Despite its mess in the UK, Tata Steel finally made some money last quarter

Quartz india
Quartz india

Tata Steel has reported a profit for the first time in five quarters.

A recovery in steel prices and increased production at domestic plants helped the company make Rs230 crore in profits for the three months ending Dec. 31, 2016, the Indian steelmaker said on Feb. 07 (pdf). In the same quarter, last year, Tata Steel had reported a loss of Rs2,750 crore.

These numbers come at a time when the steelmaker’s units in UK face an uncertain future and the $103-billion Tata Group itself is going through a messy leadership change. The annual earnings reports, though, would still see a loss this financial year, according to estimates (paywall).
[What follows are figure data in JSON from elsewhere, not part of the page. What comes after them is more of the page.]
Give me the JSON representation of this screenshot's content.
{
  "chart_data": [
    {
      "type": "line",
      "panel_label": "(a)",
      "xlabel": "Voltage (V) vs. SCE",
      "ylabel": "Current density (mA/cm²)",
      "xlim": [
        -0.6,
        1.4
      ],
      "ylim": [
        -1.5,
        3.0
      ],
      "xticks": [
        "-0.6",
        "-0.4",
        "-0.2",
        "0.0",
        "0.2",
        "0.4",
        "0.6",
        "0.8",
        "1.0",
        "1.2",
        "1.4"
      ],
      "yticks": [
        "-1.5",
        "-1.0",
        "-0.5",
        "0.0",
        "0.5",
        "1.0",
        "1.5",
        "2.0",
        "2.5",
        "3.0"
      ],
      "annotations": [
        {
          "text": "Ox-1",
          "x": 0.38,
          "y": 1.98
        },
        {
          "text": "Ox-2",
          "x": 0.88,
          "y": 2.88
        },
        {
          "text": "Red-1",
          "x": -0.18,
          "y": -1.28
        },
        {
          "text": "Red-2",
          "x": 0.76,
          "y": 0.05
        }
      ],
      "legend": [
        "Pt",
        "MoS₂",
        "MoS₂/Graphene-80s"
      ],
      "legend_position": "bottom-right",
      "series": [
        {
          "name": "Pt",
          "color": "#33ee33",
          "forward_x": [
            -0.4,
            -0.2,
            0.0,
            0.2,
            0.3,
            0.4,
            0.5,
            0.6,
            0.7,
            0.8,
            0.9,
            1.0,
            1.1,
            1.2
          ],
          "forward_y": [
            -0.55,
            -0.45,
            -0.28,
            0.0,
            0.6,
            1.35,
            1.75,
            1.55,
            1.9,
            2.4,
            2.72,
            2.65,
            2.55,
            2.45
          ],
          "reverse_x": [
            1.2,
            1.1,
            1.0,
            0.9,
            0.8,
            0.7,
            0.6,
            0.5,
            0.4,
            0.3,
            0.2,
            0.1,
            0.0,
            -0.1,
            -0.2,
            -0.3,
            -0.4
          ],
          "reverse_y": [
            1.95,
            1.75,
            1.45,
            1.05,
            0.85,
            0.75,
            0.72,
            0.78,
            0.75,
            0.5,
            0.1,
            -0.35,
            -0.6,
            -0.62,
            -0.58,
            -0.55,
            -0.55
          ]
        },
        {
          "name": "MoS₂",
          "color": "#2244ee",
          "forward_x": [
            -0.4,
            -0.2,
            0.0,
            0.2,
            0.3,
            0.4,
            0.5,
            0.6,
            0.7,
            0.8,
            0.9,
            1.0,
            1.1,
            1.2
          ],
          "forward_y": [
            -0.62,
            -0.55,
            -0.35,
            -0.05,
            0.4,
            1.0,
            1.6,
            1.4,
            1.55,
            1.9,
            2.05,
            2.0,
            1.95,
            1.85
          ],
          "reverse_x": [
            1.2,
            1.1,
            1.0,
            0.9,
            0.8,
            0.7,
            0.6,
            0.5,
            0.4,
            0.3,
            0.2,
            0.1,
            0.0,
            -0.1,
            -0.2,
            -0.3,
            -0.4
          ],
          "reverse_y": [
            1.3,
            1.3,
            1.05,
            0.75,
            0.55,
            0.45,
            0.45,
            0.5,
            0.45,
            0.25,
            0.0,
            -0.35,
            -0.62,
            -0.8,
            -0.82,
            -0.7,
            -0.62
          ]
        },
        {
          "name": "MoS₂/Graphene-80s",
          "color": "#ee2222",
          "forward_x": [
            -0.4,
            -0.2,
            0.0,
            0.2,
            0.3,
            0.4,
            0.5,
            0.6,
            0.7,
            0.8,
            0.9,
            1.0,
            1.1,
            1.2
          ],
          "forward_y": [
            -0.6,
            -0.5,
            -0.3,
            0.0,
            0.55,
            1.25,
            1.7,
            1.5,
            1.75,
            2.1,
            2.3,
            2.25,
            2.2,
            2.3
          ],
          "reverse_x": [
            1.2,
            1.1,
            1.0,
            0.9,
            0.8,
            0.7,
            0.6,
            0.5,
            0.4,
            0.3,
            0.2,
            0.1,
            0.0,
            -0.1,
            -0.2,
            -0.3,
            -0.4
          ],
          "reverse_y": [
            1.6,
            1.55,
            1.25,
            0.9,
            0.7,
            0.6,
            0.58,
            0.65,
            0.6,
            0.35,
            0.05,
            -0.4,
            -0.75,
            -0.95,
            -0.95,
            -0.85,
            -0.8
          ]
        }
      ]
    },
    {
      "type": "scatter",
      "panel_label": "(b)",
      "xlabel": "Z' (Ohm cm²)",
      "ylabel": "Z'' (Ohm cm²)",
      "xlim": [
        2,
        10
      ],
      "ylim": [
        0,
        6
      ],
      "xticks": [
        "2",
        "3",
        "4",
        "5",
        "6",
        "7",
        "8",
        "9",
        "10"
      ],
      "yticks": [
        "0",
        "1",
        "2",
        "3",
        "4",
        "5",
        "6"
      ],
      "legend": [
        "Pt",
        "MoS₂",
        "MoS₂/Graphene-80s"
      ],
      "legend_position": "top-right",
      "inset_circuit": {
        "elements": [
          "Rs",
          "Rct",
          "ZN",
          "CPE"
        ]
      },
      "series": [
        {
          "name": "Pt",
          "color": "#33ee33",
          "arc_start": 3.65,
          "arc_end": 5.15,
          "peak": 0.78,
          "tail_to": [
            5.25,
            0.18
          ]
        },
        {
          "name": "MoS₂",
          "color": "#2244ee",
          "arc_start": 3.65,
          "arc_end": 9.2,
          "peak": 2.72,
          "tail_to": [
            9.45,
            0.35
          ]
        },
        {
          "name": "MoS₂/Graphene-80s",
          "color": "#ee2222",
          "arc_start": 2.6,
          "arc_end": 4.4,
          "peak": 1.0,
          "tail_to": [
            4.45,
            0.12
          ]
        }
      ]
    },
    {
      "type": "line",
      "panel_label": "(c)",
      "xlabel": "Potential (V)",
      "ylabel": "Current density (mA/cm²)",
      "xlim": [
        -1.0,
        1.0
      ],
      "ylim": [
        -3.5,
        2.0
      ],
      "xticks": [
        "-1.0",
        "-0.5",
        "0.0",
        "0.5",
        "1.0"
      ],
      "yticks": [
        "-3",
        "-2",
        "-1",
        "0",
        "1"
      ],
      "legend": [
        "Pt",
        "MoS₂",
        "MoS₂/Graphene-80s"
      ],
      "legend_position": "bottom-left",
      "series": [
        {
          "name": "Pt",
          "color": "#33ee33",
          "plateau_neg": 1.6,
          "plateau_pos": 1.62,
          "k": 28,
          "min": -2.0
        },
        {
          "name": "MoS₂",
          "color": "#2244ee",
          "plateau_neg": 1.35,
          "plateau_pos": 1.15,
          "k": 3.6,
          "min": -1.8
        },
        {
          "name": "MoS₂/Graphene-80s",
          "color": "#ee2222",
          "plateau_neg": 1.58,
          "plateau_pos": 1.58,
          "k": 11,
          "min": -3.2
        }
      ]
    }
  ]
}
“The financial performance reflects strong underlying operating performance across the group in spite of a seasonally slow quarter in Europe,” Koushik Chatterjee, group executive officer, said in a press release. “While there were challenges at the working capital level due to increased prices of both raw materials and finished goods, especially in Europe, the company has been able to maintain its overall debt level at the end of the quarter,” he said.

The UK mess

The Mumbai-based Tata Steel said last March that it may restructure its operations in Europe and sell its plants in the UK. The company’s European operations have been bleeding for the last few years owing to a number of factors: drop in demand, cheap Chinese imports, high costs, and global oversupply. The decision to hive off the British units was reportedly one reason for the sacking of former Tata Group chairman Cyrus Mistry.

In November, Tata Steel said it had agreed to sell the UK speciality steels business to the Liberty House Group for £100 million. The firm still operates other plants in the UK, including the Port Talbot unit, Britain’s largest steelmaking facility. At these plants, the firm has struck deals with worker unions to secure jobs and production.

Meanwhile, a weak British pound, pulled down by Brexit, is helping the firm to lower cost and expand margins.

“Proposals (are) underway to structurally reduce risks and help secure a more sustainable future for UK business, including changes to the pension scheme,” the company said in an earnings presentation (pdf) on Feb. 07.